Yup. It looks like a list of 2136 pieces ... Please do your best to make things that include the outside.

Half-width symbol

This is also impossible continuously. Rare gas that the person who set ASCII is bad ... I didn't come up with a good method, so I'll give an example.

eisu = [chr(i) for i in range(97, 97+26)]
eisu.extend([chr(i) for i in range(65, 65+26)])
eisu.extend([chr(i) for i in range(48, 48+10)])

[chr(i) for i in range(33, 127) if chr(i) not in eisu]
#By the way, if you change "33" to "32", a half-width space will be inserted.

As you may have noticed, for all half-width characters, [chr (i) for i in range (32, 127)]

bonus

I think it's a hassle to copy and paste one by one, so I'll put a function that returns the list I want. Of course, please add common kanji and half-width symbols afterwards.
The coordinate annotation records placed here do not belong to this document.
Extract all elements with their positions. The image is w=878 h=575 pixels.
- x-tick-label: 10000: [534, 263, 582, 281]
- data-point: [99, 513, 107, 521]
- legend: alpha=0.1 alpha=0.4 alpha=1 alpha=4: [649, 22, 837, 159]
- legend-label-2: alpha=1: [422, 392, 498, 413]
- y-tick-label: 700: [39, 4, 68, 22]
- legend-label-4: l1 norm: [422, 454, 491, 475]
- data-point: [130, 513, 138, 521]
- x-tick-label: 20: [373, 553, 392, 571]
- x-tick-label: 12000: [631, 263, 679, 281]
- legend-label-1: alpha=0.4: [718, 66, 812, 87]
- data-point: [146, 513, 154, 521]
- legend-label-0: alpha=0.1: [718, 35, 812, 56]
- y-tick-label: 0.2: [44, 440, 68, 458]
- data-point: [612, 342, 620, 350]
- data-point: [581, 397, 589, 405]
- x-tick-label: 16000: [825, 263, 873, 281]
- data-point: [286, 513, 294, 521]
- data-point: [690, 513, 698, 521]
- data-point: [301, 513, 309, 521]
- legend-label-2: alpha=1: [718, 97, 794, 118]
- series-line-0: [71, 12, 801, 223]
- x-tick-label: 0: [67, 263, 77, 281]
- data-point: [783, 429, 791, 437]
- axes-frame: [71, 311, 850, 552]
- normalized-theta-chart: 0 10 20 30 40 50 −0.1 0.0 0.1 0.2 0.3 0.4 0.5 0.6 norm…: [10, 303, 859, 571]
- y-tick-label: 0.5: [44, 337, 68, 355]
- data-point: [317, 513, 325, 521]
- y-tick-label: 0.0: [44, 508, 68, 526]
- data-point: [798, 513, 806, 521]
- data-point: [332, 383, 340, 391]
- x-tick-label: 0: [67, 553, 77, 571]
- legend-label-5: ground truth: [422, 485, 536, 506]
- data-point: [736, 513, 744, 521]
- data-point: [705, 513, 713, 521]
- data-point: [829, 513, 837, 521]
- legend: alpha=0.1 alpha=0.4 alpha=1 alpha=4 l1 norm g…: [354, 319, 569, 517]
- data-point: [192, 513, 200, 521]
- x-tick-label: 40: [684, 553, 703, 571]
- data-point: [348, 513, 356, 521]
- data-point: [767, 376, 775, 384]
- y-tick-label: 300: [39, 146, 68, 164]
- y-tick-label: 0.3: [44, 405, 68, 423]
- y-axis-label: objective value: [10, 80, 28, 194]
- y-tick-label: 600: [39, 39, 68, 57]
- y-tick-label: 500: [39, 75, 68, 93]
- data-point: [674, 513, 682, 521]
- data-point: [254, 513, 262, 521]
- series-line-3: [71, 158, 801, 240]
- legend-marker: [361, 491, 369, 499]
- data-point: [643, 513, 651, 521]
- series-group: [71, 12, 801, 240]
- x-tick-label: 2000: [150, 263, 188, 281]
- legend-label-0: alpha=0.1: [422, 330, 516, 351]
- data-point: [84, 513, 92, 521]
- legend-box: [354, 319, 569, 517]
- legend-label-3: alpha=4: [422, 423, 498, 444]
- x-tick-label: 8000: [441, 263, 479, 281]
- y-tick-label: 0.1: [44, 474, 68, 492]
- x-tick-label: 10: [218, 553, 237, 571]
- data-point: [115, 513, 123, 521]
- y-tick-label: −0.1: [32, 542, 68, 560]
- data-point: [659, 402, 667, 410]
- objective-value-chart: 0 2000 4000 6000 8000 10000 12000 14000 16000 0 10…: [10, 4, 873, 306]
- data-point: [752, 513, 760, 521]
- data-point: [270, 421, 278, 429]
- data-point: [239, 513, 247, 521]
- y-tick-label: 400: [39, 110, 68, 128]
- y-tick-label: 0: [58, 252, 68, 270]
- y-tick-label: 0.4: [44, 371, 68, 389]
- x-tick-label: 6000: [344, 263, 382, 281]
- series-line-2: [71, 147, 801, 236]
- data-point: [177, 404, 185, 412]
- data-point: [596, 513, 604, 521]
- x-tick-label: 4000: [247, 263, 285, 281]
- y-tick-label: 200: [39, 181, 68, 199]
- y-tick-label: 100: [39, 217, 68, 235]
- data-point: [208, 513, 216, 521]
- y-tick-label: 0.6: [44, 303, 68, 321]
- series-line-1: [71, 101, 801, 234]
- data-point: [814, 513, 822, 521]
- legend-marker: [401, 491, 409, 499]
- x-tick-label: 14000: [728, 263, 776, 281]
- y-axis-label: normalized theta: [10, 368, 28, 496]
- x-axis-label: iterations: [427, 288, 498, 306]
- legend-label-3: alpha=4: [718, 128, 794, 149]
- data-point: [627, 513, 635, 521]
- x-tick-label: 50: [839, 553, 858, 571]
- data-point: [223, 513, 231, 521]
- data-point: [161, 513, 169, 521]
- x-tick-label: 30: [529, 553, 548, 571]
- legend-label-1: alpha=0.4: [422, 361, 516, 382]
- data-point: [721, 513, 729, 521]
#Lowercase alphabet →(97, 123)
#Uppercase alphabet →(65, 91)
#Half-width numbers →(48, 58)
#Hiragana →(12353, 12436)
#Katakana →(12449, 12532+1)
#Full-width numbers →(65296, 65306)

def moji_list(*args):
    moji = []
    for i in range(len(args)):
        moji.extend([chr(j) for j in range(args[i][0], args[i][1])])
    return moji

moji_list((97, 123), (65, 91), (48, 58))
# ['a', 'b', 'c', 'd', 'e', 'f', 'g', 'h', 'i', 'j', 'k', 'l', 'm', 'n', 'o', 'p', 'q', 'r', 's', 't', 'u', 'v', 'w', 'x', 'y', 'z', 'A', 'B', 'C', 'D', 'E', 'F', 'G', 'H', 'I', 'J', 'K', 'L', 'M', 'N', 'O', 'P', 'Q', 'R', 'S', 'T', 'U', 'V', 'W', 'X', 'Y', 'Z', '0', '1', '2', '3', '4', '5', '6', '7', '8', '9']

I think it is also possible to specify it with ord ().